Finalmente, no início do ano de 1596, na data já citada, foi traído por familiares e colaboradores diretos e entregue às autoridades, que o prenderam e enforcaram, dando assim origem a um mito que sobreviveu por séculos naquele país.
Quer dizer, não oficialmente, pois até o fim do domínio português naquelas ilhas, Amador era considerado um verdadeiro proscrito. Aliás, como aconteceu em várias outras paragens do império português, como por exemplo em Moçambique com Gugunhana, rei de Gaza, ou Dom Boaventura, chefe tribal timorense que se recusava a reconhecer o domínio português em sua ilha. Só com a independência de São Tomé a figura de Amador foi reabilitada e a história deste pioneiro líder negro pôde ser vista de um enfoque diferente daquele dado pelos colonizadores europeus.

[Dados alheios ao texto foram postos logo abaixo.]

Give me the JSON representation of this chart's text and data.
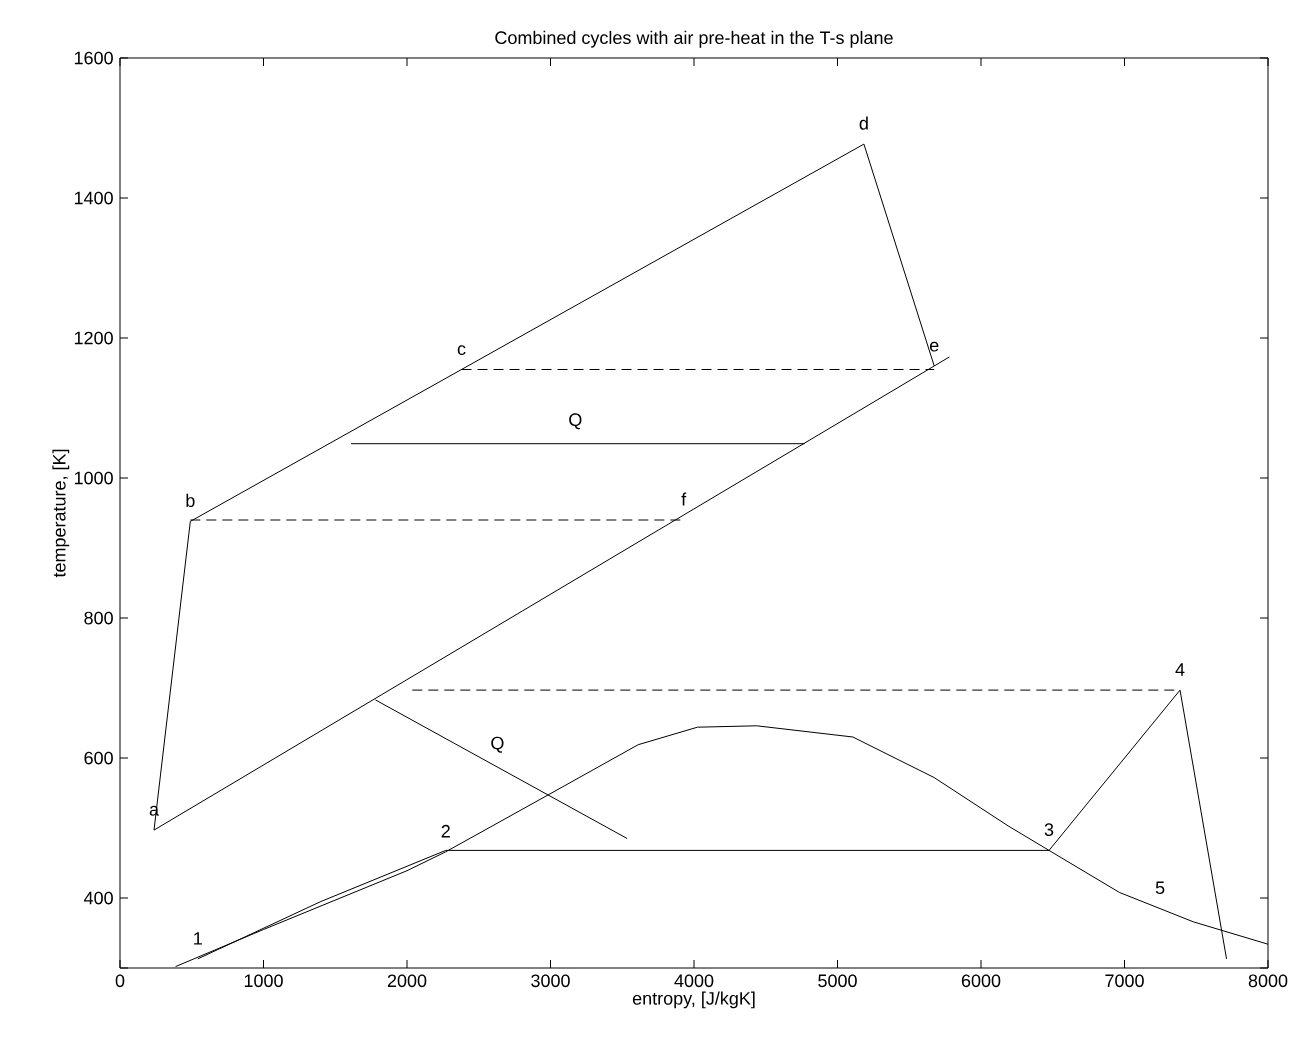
{
  "chart_data": {
    "type": "line",
    "title": "Combined cycles with air pre-heat in the T-s plane",
    "xlabel": "entropy, [J/kgK]",
    "ylabel": "temperature, [K]",
    "xlim": [
      0,
      8000
    ],
    "ylim": [
      300,
      1600
    ],
    "xticks": [
      0,
      1000,
      2000,
      3000,
      4000,
      5000,
      6000,
      7000,
      8000
    ],
    "yticks": [
      {
        "value": 300,
        "label": null
      },
      400,
      600,
      800,
      1000,
      1200,
      1400,
      1600
    ],
    "grid": false,
    "series": [
      {
        "color": "#000000",
        "line_style": "solid",
        "x": [
          5674,
          237,
          490,
          5184,
          5674,
          5780
        ],
        "values": [
          1160,
          497,
          938,
          1477,
          1160,
          1173
        ]
      },
      {
        "color": "#000000",
        "line_style": "dashed",
        "x": [
          2380,
          5674
        ],
        "values": [
          1155,
          1155
        ]
      },
      {
        "color": "#000000",
        "line_style": "dashed",
        "x": [
          490,
          3928
        ],
        "values": [
          940,
          940
        ]
      },
      {
        "color": "#000000",
        "line_style": "solid",
        "x": [
          4771,
          1610
        ],
        "values": [
          1049,
          1049
        ]
      },
      {
        "color": "#000000",
        "line_style": "solid",
        "x": [
          387,
          1000,
          2000,
          2270,
          2990,
          3611,
          4024,
          4436,
          5107,
          5674,
          6189,
          6474,
          6964,
          7479,
          8000
        ],
        "values": [
          302,
          355,
          439,
          466,
          548,
          619,
          644,
          646,
          630,
          572,
          503,
          468,
          408,
          366,
          334
        ]
      },
      {
        "color": "#000000",
        "line_style": "solid",
        "x": [
          542,
          1400,
          2270,
          6474,
          7387,
          7711
        ],
        "values": [
          313,
          395,
          468,
          468,
          697,
          313
        ]
      },
      {
        "color": "#000000",
        "line_style": "dashed",
        "x": [
          2037,
          7387
        ],
        "values": [
          697,
          697
        ]
      },
      {
        "color": "#000000",
        "line_style": "solid",
        "x": [
          1780,
          3534
        ],
        "values": [
          683,
          485
        ]
      }
    ],
    "annotations": [
      {
        "text": "a",
        "x": 237,
        "y": 497
      },
      {
        "text": "b",
        "x": 490,
        "y": 938
      },
      {
        "text": "c",
        "x": 2380,
        "y": 1155
      },
      {
        "text": "d",
        "x": 5184,
        "y": 1477
      },
      {
        "text": "e",
        "x": 5674,
        "y": 1160
      },
      {
        "text": "f",
        "x": 3928,
        "y": 940
      },
      {
        "text": "Q",
        "x": 3173,
        "y": 1049
      },
      {
        "text": "Q",
        "x": 2630,
        "y": 587
      },
      {
        "text": "1",
        "x": 542,
        "y": 313
      },
      {
        "text": "2",
        "x": 2270,
        "y": 466
      },
      {
        "text": "3",
        "x": 6474,
        "y": 468
      },
      {
        "text": "4",
        "x": 7387,
        "y": 697
      },
      {
        "text": "5",
        "x": 7248,
        "y": 385
      }
    ]
  }
}
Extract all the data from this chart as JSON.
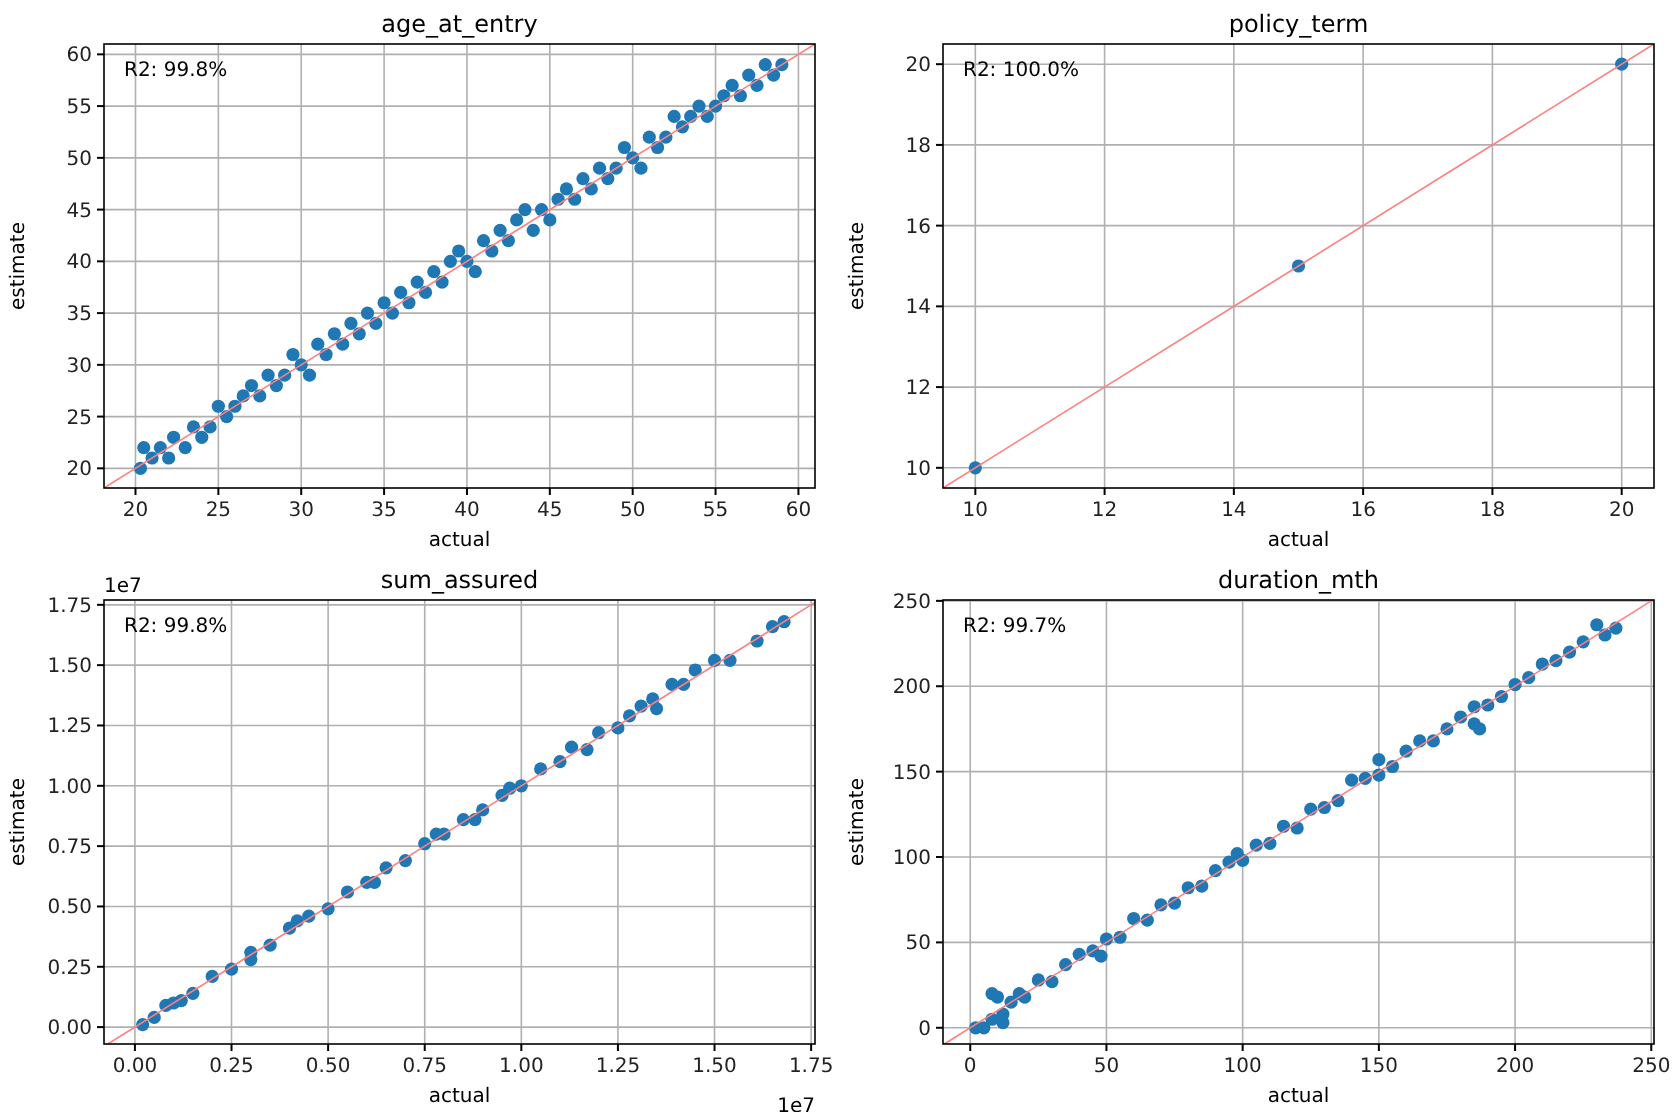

Há ainda hoje uma polêmica sobre Amador e os seus seguidores, principalmnte sobre a sua alegada origem Angolar (o Angolar é o habitante da parte sul da ilha de São Tomé; mesmo sobre a própria origem dos Angolares recai um véu de mistério, pois alguns afirmam serem simplesmente escravos vindos de Angola, outros que eram escravos sobreviventes do naufrágio de um galeão e por aí vai). Aparentemente, tal origem Angolar teria sido criada por autores portugueses na década de 60. Por outro lado, algumas fontes reiteram a origem Angolar de Amador, e vão além, afirmando que o reino Angolar continuou depois de Amador, meio que clandestinamente, e que António de Almada Negreiros, pai do famoso José Almada Negreiros teria divulgado por volta de 1895 a foto de um dos sucessores de Amador, o rei Simão Andreza.
Há até mesmo quem diga que Amador é uma lenda, um líder fictício de uma revolta que ocorreu de fato. Mas, existindo ou não, é verdade que todas as nações necessitam de algum modo de tais figuras emblemáticas. Assim como no Brasil existe a figura de Zumbi dos Palmares, São Tomé teve, pelo menos cem anos antes, o seu Zumbi, um verdadeiro rei africano, tendo existido ou sendo meramente fruto da mais inventiva ficção. O preço que Amador estava disposto a pagar pela sua liberdade e de seus comandados é maior do que aquele que consta de todas as notas de dobra são-tomense emitidas até hoje com o seu perfil.
Leitura
Fernando de Macedo, Teatro do Imaginário Angolar de S.Tomé e Píncipe, Coimbra: Cena Lusófona 2000
adendo: aimagem de Amador nas notas bancárias é uma criação artística pós-colonial atribuída ao pintor Pinásio Pina, pois não existe nenhuma pintura ou gravura deste escravo do século XVI.
Emerson Santiago é brasileiro, advogado, professor de inglês e lusófono declarado. Ele escreve todas às quintas-feiras no do blog Descobri a Pólvora!